Microsoft and e.GO will demonstrate the digital loop of the industrial metaverse through several showcases at this year’s Hannover Messe. Together, the two companies will show what onboarding processes for production workers can look like and how artificial intelligence contributes to faster and more convenient service for customers. The HoloLens demo with e.GO’s innovative urban electric-vehicle e.wave X is a holistic view on the digital loop within the industrial metaverse (design, build, operate, optimize). Artificial intelligence and related 3D software are used to intelligently link the real world with the virtual world.
“This new technological wave is the foundation for the industrial metaverse.

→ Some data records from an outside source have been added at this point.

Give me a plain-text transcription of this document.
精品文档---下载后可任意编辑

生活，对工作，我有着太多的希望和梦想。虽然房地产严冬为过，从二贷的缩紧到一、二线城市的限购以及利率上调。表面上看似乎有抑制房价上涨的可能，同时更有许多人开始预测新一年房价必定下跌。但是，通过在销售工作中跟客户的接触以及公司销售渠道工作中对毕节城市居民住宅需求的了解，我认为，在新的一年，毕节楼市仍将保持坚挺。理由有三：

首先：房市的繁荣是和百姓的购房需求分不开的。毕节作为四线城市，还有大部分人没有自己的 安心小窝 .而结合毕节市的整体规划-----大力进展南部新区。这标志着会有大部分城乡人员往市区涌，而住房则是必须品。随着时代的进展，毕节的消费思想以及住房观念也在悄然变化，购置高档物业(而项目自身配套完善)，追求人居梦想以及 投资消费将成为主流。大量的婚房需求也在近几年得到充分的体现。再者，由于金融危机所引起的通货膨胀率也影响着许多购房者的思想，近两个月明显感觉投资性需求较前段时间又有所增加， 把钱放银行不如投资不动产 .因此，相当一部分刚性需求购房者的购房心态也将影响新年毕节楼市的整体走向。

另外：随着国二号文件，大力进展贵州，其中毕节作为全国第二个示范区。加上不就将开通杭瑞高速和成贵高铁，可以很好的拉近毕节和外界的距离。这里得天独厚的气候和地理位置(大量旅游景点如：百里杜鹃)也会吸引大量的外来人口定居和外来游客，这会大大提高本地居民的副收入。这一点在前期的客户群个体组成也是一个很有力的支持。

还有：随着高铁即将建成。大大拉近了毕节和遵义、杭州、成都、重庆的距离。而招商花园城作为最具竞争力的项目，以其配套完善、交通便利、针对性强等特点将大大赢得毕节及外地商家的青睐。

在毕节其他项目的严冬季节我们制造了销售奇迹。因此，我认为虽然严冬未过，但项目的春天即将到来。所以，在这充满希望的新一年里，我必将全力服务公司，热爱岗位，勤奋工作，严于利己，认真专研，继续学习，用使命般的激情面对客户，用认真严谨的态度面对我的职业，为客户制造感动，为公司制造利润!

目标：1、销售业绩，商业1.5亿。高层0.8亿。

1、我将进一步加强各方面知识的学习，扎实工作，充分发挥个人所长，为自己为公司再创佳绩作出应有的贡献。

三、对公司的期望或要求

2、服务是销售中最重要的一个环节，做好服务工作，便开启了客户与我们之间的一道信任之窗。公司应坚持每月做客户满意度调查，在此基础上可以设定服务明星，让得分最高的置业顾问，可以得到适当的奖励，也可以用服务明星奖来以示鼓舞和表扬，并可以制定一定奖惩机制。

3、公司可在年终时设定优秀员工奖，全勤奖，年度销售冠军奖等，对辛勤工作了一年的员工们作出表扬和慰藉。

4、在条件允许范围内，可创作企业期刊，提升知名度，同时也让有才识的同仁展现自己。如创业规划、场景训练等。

We at e.GO are truly excited to be at the forefront of this industrial transformation and to be able contribute to building a more sustainable production ecosystem and the factories of the future,” said Ali Vezvaei, Chairman of the Board of Next.e.GO Mobile SE.
Faced with supply chain issues, human capital constraints, energy restrictions and supply chain uncertainties, organizations are increasingly looking to better understand, predict, and interact with the physical world.
Microsoft and e.GO believe technology can help manufacturers bridge the two worlds to fundamentally change how we design and build products, production systems and also operate facilities and optimize processes. Technology derivatives such as digital twins, mixed reality, cloud to edge, machine learning, and AI allow manufacturers to simulate complex processes and factories, changing how work is done and sustained.
Across the Microsoft booth, Hannover Messe visitors can experience these enabling technologies in action.
Headquartered in Aachen, Germany, e.GO designs and manufactures battery electric vehicles for the urban environment, with a focus on convenience, reliability and affordability. e.GO has developed a disruptive solution for producing its electric vehicles using proprietary technologies and low cost MicroFactories, and has vehicles already on the road today. e.GO is helping cities and their inhabitants improve the way they get around and is making clean and convenient urban mobility a reality. Visit https://www.e-go-mobile.com/ to learn more.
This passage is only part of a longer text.